The divertor test platform is used to simulate at full scale all handling operations inside the vacuum vessel - such as locking and securing the supports, making water pipe connections, and assembling electrical connectors, including also removal and replacement the 25 tonnes divertor cassettes through vessel ports. The tests already have confirmed the maintenance concept. Further investigations are planned to reduce costs, and to improve the man-machine interface. The divertor refurbishment platform - now fully operational - is simulating the most critical operations to be undertaken in the hot cell. The assembly and disassembly of high heat flux components is simulated with prototype tools. Tests so far show that an armour mockup can be installed on the cassette with the required accuracy. Further work is needed to streamline procedures and to shorten the refurbishment time.
Die Reparatur-Plattform ist inzwischen vollständig betriebsbereit. Hier werden die kritischen Arbeitsschritte in der Heißen Zelle simuliert: Mit Prototyp-Werkzeugen wird das Auswechseln der hoch-hitzebelasteten Bauteile getestet. Die Montage der Divertorplatten auf der Kassette konnte inzwischen bereits mit der nötigen Genauigkeit vorgeführt werden. Weitere Untersuchungen sollen insbesondere dazu dienen, die Reparaturzeiten zu verringern.
The ITER Design Activity
The ITER Final Design Report (July 1998) provided the first ever comprehensive design of a full-scale fusion reactor experiment based on well established physics and technology. However, though the cost of the device of 6.7 billion Euro had been maintained at a comparable level throughout the 10 year design phase, due to changes in the economic climate the ITER parties were unable to proceed to the construction of the device. In 1998 the USA withdrew from the project, but completed their technology contributions till mid-1999. The remaining ITER parties decided to examine reduced-cost options for ITER by reducing the technical goals and technical margins while maintaining the overall programmatic objective.

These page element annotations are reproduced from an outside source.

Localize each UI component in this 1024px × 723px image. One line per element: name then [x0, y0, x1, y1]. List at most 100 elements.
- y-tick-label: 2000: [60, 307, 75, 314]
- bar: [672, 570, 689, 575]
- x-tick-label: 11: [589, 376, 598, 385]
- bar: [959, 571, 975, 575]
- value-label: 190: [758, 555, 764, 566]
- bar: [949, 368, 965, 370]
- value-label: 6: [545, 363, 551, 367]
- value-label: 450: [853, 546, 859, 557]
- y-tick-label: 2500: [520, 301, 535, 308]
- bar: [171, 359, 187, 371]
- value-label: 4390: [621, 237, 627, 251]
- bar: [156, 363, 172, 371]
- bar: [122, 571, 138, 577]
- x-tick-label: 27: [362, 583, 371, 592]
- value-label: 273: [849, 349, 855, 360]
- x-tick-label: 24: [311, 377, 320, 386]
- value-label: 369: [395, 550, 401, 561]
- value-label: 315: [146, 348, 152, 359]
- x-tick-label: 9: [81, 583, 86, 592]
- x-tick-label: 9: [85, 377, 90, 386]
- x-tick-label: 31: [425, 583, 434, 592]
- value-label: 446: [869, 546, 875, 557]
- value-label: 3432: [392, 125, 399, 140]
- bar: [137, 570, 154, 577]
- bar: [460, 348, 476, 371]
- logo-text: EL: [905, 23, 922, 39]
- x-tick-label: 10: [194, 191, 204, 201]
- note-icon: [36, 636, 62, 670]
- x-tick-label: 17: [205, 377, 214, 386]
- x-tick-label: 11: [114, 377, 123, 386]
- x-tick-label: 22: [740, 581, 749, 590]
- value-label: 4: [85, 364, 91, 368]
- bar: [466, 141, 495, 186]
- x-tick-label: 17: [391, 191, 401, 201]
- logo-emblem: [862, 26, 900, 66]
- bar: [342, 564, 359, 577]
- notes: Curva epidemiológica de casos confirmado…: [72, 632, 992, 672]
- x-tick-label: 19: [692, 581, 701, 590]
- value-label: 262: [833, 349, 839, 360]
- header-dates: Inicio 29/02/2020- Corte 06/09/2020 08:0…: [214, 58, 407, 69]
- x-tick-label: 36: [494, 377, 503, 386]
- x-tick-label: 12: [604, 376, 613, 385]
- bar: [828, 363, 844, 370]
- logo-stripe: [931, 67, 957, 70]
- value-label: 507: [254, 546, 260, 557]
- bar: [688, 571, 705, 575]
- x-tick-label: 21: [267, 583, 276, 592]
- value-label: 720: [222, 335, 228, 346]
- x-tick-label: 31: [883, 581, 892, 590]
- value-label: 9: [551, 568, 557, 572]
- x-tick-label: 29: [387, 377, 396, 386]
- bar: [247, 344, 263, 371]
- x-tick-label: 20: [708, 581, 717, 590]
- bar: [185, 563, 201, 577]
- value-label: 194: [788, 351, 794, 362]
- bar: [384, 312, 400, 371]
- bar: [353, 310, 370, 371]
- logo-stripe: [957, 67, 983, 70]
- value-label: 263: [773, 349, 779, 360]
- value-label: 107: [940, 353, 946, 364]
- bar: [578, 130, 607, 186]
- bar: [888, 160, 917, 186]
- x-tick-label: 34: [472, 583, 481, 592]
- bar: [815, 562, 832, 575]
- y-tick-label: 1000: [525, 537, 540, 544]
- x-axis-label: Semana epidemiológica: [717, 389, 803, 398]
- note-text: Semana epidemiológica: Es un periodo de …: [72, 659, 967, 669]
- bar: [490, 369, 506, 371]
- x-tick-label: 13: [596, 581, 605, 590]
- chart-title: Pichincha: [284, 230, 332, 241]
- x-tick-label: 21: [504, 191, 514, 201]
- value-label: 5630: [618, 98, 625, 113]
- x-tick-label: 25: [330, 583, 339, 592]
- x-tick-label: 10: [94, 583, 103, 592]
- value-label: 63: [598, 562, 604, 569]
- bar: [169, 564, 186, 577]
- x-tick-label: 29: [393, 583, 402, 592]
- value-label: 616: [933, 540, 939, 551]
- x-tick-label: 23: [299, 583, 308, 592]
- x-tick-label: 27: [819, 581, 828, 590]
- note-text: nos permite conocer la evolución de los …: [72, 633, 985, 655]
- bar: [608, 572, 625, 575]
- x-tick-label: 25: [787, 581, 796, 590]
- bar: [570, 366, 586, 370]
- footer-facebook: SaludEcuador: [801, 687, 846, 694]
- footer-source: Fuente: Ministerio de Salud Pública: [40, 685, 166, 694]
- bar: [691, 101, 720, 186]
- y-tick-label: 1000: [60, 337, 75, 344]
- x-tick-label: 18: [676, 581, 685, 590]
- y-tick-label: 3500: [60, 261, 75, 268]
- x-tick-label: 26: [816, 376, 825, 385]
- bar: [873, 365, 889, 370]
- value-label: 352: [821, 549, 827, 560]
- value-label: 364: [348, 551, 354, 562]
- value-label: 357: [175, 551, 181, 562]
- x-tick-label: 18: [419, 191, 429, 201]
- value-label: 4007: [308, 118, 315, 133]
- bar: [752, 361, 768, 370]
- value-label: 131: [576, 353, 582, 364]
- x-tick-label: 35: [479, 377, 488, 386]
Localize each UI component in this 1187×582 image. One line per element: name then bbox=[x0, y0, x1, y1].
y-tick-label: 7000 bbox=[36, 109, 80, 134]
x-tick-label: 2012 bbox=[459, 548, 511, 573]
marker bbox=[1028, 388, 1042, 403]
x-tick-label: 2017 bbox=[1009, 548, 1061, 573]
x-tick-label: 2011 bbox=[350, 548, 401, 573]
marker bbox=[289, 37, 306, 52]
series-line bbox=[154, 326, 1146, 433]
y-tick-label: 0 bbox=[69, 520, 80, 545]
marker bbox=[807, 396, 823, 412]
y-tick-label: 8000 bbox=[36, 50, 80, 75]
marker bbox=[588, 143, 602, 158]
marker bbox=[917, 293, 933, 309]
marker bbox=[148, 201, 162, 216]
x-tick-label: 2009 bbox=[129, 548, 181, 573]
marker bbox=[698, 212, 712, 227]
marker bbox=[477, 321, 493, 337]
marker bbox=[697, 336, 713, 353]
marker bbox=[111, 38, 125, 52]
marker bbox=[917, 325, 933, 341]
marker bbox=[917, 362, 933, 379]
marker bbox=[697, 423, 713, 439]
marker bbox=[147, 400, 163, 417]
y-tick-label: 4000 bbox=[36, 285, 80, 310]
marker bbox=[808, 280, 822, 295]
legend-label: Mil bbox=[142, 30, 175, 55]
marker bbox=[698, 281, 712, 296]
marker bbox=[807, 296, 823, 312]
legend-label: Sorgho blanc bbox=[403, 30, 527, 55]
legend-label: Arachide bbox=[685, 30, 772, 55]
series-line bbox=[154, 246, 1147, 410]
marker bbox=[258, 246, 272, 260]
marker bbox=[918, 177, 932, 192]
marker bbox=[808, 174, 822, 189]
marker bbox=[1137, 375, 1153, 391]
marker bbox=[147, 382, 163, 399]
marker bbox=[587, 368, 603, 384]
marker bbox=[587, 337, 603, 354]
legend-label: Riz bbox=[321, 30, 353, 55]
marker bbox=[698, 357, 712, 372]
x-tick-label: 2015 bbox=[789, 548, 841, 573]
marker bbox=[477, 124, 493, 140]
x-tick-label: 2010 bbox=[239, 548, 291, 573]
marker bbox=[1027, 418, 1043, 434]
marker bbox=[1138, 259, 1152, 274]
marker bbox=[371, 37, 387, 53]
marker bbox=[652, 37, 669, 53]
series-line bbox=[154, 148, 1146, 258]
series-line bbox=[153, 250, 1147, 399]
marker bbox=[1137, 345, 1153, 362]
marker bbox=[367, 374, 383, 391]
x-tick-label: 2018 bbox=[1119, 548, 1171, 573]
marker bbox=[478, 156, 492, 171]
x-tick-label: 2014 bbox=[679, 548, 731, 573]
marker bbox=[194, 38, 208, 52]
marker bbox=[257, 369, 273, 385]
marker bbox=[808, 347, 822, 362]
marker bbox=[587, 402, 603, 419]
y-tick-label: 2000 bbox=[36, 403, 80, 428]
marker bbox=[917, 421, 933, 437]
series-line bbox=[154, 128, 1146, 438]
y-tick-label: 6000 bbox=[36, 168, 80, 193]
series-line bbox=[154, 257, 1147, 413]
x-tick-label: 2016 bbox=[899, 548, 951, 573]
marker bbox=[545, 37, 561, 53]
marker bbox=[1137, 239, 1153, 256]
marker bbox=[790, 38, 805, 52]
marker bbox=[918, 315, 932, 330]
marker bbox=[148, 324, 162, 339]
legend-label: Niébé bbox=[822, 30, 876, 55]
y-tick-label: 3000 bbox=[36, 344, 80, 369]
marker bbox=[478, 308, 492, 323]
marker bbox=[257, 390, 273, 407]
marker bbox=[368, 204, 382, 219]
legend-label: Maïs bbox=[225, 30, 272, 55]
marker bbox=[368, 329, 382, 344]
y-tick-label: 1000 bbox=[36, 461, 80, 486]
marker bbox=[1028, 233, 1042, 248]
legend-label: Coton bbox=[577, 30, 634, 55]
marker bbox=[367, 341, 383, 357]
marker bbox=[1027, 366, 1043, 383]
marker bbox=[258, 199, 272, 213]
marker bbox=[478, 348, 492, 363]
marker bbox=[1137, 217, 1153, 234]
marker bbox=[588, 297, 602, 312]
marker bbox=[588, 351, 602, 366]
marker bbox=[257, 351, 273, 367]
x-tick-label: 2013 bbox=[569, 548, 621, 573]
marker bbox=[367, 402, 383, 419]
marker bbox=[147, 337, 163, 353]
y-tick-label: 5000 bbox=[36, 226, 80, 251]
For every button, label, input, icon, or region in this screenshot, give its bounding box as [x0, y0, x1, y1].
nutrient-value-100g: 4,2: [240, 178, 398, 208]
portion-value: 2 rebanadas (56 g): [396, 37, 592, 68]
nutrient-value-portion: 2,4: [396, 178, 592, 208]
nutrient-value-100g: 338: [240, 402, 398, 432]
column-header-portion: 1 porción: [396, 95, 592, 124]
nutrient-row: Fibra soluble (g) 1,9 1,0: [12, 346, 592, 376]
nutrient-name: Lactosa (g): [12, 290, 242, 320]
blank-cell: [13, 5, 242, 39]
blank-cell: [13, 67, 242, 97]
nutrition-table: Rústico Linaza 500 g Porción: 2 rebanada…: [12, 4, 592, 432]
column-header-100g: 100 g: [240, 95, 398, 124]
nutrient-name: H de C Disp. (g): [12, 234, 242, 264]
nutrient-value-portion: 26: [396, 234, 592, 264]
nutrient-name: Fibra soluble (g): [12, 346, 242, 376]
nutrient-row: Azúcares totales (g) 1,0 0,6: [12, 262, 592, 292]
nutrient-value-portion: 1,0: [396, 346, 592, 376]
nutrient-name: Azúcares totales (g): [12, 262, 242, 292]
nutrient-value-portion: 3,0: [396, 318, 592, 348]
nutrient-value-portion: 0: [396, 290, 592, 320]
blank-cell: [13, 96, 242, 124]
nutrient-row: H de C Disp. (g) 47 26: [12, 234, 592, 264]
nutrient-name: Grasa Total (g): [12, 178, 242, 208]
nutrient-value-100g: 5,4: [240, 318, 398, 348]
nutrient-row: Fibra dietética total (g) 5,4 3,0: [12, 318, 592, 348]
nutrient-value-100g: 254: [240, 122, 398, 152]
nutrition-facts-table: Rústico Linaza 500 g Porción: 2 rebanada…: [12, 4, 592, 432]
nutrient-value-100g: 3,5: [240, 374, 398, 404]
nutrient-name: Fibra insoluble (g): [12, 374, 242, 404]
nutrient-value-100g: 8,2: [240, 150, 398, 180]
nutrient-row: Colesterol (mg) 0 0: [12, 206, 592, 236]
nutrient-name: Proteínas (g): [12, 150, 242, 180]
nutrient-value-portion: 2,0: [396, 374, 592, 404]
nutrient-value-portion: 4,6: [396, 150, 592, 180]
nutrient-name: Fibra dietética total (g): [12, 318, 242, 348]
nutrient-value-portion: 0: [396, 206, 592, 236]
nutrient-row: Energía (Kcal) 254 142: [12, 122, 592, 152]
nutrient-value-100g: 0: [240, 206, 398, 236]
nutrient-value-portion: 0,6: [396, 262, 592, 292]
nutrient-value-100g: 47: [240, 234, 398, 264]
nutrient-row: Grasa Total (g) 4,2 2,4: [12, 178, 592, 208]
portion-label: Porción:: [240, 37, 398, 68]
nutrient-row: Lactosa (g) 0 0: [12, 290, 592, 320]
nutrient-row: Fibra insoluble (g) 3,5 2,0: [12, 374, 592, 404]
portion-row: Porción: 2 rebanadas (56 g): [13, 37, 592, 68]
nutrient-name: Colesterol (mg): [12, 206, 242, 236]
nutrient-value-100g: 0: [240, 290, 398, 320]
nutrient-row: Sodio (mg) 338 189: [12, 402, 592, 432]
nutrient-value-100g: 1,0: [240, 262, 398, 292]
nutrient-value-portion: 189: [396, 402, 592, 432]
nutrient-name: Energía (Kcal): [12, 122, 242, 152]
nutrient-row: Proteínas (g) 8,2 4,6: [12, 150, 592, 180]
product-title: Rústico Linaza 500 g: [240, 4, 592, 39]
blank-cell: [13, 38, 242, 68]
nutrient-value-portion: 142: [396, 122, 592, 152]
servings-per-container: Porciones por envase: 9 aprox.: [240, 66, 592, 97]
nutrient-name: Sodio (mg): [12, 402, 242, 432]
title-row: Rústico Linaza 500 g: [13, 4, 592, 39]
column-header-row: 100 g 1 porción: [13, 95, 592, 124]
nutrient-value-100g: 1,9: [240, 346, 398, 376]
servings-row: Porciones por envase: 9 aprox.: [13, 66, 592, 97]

Under the same technical assumptions, a device which would achieve an energy gain of at least 10 at a direct capital cost of approximately 50 % of the 1998 ITER design would achieve this. Such a device would make cost-effective use of existing design solutions. The remaining ITER Parties therefore decided to extend the design phase for three years, to design the reduced cost device, as well as to negotiate a construction and siting agreement. Work on ITER since mid-1998 has focussed on the key issues involved in the revised technical objectives, and on understanding the choices and trade-offs that need to be made between performance and cost reductions. This process of convergence of the design to a single option is nearly finished. The Engineering Design Activities will be completed by mid-2001. About ten years after granting of a construction licence ITER could produce the first plasma.